Porters neighborhood residents and stakeholders have created a new narrative, which is an innovative tool to communicate what makes the neighborhood special and should be protected in the face of development pressures. The “Porters Community,” as it is often called, is a historically African American neighborhood located in Gainesville between downtown and the University of Florida. The Porters narrative consists of four themes, which speak to the neighborhood’s past, present and future. The themes explain that Porters is…home, engaged and inclusive, resilient and opportunity. The narrative is accompanied by graphics for each theme, and several central icons – a heart, a front porch and a tree.

The neighborhood narrative resulted from a 15-month engagement process, which was led by a nine-member steering committee of Porters residents and stakeholders, including Gigi Simmons, who was elected to the City Commission last May. Planning experts in the UF Department of Urban and Regional Planning initiated and facilitated the process, as one of seven projects funded through the inaugural UF-Gainesville Research Awards grant in May 2017. According to Simmons, “creating a narrative for our community was essential as we face the many pressures that surround our neighborhood. In doing so, we are able to articulate our concerns, educate our residents and help to create viable solutions that everyone can partake in.”

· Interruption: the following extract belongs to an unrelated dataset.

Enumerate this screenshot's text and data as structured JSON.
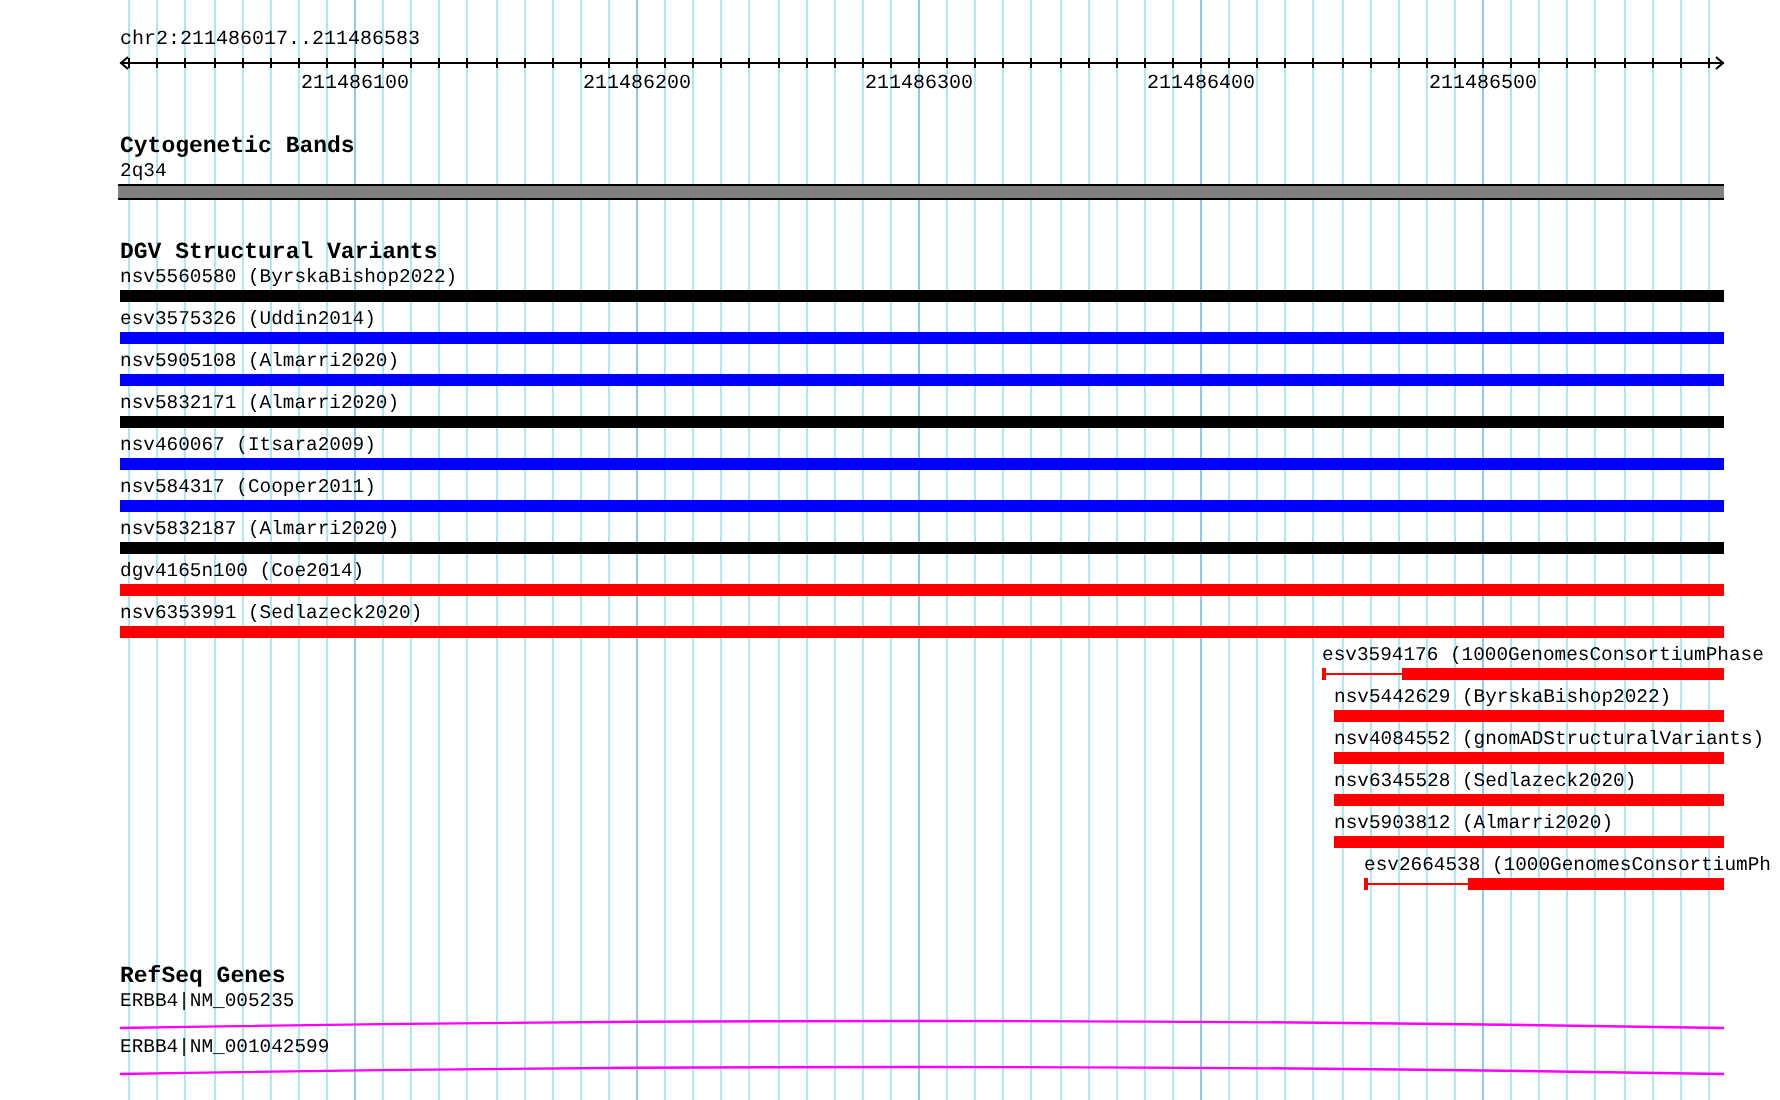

Steering committee member and resident Angela Wright summed up the Porters narrative as “Home is where the heart is.” The neighborhood narrative was unveiled to the public on August 11 at the 7th Annual Porters Summer Block Party. Children and adults learned about the narrative through crafts and games representing each theme, and they received mementos bearing the narrative graphics. A special memento was an original picture book that told the story of the Porters neighborhood through a conversation between a granddaughter and her grandparents, which connected to an activity to paint wooden hearts for display.

Now that the narrative is complete and documented in a 174-page report, Porters residents and stakeholders will share it with the city, university and non-profits to shape policies and programs in support of the narrative. Also, the process of creating the narrative may serve as a model for other neighborhoods. The Porters narrative report, graphics and book are available from Dr. Kathryn Frank, Associate Professor and Director of the Florida Center for Innovative Communities at UF.